Disclaimer: The Tasker PAI series is a series of Tasker articles “Provided As Is“. They are marked as such because there’s an above average likelihood that something will break very badly when used by someone else, for whatever reason, and I don’t have the time to fix it for everyone that happens to. Read more here. Articles in this series are only published so that those who know what to do with it have the chance, but questions to these articles will be ignored.
A lot of people seem to be trying to use Google Calendar data in Tasker, and keep finding an old article of mine that was never meant to show how to do anything other than the specific thing in it, namely fetch the next event.

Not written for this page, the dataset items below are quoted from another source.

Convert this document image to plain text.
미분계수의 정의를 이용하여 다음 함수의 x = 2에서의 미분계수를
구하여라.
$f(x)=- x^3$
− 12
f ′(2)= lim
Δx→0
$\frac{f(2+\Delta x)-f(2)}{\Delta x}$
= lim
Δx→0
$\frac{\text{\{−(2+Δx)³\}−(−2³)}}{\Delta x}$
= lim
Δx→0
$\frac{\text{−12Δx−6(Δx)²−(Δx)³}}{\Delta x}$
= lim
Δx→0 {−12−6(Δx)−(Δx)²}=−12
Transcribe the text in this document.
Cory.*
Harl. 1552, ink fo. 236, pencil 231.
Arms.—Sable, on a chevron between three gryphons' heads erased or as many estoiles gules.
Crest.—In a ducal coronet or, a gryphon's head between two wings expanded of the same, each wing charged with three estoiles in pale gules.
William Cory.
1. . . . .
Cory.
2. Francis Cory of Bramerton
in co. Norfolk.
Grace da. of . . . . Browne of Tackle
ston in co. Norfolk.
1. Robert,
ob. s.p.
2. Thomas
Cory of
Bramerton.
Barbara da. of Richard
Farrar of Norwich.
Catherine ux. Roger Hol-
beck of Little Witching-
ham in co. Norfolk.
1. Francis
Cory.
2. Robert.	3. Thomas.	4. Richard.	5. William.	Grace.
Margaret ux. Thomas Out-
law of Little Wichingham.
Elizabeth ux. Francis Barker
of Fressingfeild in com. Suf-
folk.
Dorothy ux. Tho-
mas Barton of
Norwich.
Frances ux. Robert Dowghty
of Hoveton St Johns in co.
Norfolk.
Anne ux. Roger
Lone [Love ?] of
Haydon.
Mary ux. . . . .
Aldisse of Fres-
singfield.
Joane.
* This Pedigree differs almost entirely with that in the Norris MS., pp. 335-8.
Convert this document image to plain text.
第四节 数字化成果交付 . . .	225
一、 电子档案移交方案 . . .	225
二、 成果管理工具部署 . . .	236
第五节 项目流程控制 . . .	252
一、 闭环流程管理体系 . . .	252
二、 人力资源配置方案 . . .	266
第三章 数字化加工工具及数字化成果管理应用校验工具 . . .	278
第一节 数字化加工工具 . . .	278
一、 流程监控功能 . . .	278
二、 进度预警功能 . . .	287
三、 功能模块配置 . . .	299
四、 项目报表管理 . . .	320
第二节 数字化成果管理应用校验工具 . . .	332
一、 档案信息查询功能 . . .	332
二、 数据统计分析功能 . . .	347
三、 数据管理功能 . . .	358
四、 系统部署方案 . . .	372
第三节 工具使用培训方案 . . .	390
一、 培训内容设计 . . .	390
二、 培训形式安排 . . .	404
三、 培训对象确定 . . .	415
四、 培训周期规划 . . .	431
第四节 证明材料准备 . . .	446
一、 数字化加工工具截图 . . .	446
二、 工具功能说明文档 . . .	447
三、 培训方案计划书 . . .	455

To try to make something a bit more universal, I sat down and created what’s best described as a Google Calendar plug-in for Tasker. If you feed it your private URL for a calendar, it will chop it up into tiny pieces and sort data into arrays that you can access.
This task is something I created fairly quickly, tested very briefly, and don’t plan on spending more time on. I’m 98% certain that there are better ways of doing this, but it’s not something I’m going to spend time on figuring out, because I have no use for it. I’ve successfully gotten it to work with both all day and more specific tasks (that’s what those If groups are for), but it will probably break for the weirdest of reasons, like time zones, Google Calendar format, device date settings, or who knows what. As such, I will only explain how it’s supposed to work, and beyond that, I can’t help you:
- Action 5 needs to be edited, and Path needs to be replaced with whatever comes after google.com/ in your private ICAL download link of your calendar. Not a public calendar, not an XML link; pricate ICAL. It should go something like https://www.google.com/calendar/ical/emailstuff/codestuff/basic.ics, where you copy the part in bold into the path field. You find the option in your calendar settings, Calendars, and then whatever calendar you want to use.
- Action 9 controls how many events it fetches. %cal1 makes it fetch event 1, %cal2 makes it fetch event 2, %cal(1:10) makes it fetch events 1-10, and so on. %cal() makes it fetch all events and will likely take a while, since the ICAL download seems to contain a bunch of events. Look at the variable array section on this link to understand howto “program” this part.
- Actions 56-58 are disabled Flash actions you can use to test to see if it works, and also demonstrates how the variables created by this work.
When run, the task will generate 7 local variables for each event. It does so by creating 7 separate arrays. Each array will have one element (variable) for each event you fetch. The arrays are:
- %caltitle – the title of the event
- %calstartdate – the start date of the event
- %calenddate – the end date of the event
- %calstarttime – the start time of the event
- %calendtime – the end time of the event
- %calstartsec – the start date and time in seconds, Tasker standard
- %calendsec – the end date and time in seconds, Tasker standard
This means that if you have it fetch 3 events, you will have %caltitle1, %caltitle2, %caltitle3, and similarly for all the other arrays. The information for event 1 will be spread across %caltitle1, %calstartdate1, %calenddate1, and so on, and similarly for event 2, 3, etc. Event 200 will have its data in %caltitle200, %calstartdate200, and so on, if you try to fetch that many.
This uses local variables because otherwise it would be too slow. Transfer the data you actually need in intelligent ways if you run this externally.